ODE approximation for the Adam algorithm: General and overparametrized setting
2511.04622v1
math.OC, cs.LG, math.PR
2025-11-08
Авторы:
Steffen Dereich, Arnulf Jentzen, Sebastian Kassing
Abstract
The Adam optimizer is currently presumably the most popular optimization
method in deep learning. In this article we develop an ODE based method to
study the Adam optimizer in a fast-slow scaling regime. For fixed momentum
parameters and vanishing step-sizes, we show that the Adam algorithm is an
asymptotic pseudo-trajectory of the flow of a particular vector field, which is
referred to as the Adam vector field. Leveraging properties of asymptotic
pseudo-trajectories, we establish convergence results for the Adam algorithm.
In particular, in a very general setting we show that if the Adam algorithm
converges, then the limit must be a zero of the Adam vector field, rather than
a local minimizer or critical point of the objective function.

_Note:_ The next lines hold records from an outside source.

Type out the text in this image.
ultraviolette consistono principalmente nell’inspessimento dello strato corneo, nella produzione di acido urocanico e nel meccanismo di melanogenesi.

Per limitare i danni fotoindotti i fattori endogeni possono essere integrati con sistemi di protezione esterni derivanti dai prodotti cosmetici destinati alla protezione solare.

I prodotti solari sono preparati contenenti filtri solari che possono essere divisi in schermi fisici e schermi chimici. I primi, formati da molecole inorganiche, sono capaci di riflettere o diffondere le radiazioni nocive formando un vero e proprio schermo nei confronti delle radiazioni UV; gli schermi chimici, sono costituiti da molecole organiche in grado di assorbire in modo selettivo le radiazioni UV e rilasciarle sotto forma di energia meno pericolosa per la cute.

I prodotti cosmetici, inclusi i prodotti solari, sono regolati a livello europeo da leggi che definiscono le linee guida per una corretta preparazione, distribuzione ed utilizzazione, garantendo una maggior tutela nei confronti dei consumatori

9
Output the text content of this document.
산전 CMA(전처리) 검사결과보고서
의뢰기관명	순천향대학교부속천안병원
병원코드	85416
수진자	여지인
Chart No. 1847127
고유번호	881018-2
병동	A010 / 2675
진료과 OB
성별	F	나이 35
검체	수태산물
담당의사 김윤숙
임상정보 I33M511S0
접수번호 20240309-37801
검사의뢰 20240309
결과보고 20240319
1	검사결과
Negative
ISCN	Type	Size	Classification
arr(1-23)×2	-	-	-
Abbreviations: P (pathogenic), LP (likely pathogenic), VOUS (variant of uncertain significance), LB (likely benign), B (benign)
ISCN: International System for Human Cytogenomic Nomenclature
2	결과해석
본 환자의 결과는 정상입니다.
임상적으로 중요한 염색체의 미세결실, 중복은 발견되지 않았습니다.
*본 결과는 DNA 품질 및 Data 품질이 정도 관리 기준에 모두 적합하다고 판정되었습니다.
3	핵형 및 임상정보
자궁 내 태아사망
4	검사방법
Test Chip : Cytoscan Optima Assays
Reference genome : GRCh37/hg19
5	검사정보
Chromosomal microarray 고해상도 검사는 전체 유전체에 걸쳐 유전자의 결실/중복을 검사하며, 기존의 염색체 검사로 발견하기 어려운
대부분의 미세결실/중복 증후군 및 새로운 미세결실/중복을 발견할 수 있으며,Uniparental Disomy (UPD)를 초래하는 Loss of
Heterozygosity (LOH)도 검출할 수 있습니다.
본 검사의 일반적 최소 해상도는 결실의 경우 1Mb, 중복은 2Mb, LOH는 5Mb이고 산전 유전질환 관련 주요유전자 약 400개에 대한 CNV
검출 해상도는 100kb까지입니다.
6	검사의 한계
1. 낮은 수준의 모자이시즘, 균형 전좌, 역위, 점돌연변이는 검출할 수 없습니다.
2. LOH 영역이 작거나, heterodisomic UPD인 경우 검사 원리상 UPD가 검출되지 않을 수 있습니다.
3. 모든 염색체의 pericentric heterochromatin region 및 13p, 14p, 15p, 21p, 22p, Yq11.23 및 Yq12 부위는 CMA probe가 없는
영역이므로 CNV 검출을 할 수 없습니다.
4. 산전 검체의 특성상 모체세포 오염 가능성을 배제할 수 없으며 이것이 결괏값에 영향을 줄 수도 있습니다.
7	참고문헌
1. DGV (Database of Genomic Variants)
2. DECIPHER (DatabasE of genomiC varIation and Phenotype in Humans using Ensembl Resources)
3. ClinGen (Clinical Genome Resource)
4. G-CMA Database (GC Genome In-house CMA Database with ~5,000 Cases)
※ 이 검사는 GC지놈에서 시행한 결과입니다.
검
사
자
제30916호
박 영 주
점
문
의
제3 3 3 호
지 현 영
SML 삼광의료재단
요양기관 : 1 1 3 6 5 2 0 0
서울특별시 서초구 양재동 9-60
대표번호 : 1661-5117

In contrast, in the overparametrized empirical risk minimization setting, the
Adam algorithm is able to locally find the set of minima. Specifically, we show
that in a neighborhood of the global minima, the objective function serves as a
Lyapunov function for the flow induced by the Adam vector field. As a
consequence, if the Adam algorithm enters a neighborhood of the global minima
infinitely often, it converges to the set of global minima.